Winning and Losing Streaks and Their Effects on Team Scoring

The idea for this blog came in an e-mail from long-time Friend of MoS, Michael, who wondered if the absence of lengthy winning streaks by teams like Hawthorn in 2015 reflected some feature of the game of Australian Rules or of the AFL competition that rendered such streaks self-limiting in length.

We'll look at the historical record in a moment, but before then it's worth reviewing some of the probabilistic characteristics of streaks to get an understanding of their likelihood in an idealised context. In the table below I've recorded the probability of witnessing a winning streak of a specified length or longer in a 25-game season for a team with some fixed probability of victory in every game.
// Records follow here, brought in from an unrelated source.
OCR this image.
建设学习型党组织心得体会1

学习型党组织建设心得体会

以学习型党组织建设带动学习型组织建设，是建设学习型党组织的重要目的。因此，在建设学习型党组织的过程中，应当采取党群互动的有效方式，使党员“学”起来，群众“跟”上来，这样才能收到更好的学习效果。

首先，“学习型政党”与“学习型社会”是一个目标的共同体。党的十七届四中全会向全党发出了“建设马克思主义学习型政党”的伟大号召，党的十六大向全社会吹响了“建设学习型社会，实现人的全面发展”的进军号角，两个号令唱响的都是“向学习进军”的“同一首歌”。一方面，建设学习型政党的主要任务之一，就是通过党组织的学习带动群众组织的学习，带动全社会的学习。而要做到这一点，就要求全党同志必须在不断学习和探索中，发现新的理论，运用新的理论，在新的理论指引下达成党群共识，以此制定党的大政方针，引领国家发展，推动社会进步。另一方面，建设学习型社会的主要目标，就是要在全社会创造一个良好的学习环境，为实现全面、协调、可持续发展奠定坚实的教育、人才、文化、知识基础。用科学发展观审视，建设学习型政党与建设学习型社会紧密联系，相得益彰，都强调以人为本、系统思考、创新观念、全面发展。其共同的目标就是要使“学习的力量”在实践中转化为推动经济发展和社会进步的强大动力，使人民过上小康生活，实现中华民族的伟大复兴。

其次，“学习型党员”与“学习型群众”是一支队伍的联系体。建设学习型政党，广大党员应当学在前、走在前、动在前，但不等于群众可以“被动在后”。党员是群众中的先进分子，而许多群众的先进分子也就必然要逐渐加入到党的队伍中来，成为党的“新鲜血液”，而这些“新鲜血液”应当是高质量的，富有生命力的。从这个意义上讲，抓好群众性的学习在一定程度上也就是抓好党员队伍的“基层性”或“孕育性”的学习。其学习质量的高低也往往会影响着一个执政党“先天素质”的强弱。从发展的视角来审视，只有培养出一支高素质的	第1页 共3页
Each row in the table is based on 100,000 simulations of a 25-game season for a team with some fixed probability in the range 10% to 90%.

From the table we can see, for example, that a team with a 75% probability of winning each game has about a 48% probability of recording at least one winning streak of 8 games or more during a 25-game season. The main insight for me in this table is that even extremely but feasibly dominant teams (ie those who might hope to be 60% favourites in every game they play) will only record winning streaks stretching to 8 games or more in about 13% of 25-game seasons.

Now if it is the case that winning streaks are self-limiting then we might imagine modelling this by reducing a team's probability of winning the N+1th game having won the last N, which would have the effect of reducing the probabilities shown here (at least for those streak lengths for which "winning fatigue" becomes a factor). We'd find, therefore, that longer streaks would be even less likely.

In reality, teams don't have a fixed probability of victory each week, so it's impossible to definitively assess whether such a phenomenon exists empirically. One thing we can do is construct a statistical model of empirical results and use it to explore the available evidence, which is what I'll do next.

THE DATA AND THE MODEL

A simple analysis of historical data looking for self-limiting streak behaviour would involve a calculation of the winning (and losing) rates of teams in the N+1th game having won (or lost) the last N. What's problematic about this approach is that it ignores the differing underlying abilities of the teams that make, by definition, teams that have recorded lengthy winning streaks more likely to extend them than to end them (and conversely for teams with lengthy losing sequences). We need, therefore, a way to separate the effects of a team's relative ability on streak behaviour from the effects of the streak alone. In other words, we need a method for estimating a team's pre-game victory probability.

For this purpose, for recent seasons we could use bookmaker odds, but I'd like to extend to analysis back to periods for which historical odds data doesn't exist, so I'll instead be using the team's pre-game MoSSBODS 2.0 Ratings. These Ratings, whilst not without their flaws, seem to do an acceptable job of explaining previous VFL/AFL results, as the error analyses in the blog just linked reveal.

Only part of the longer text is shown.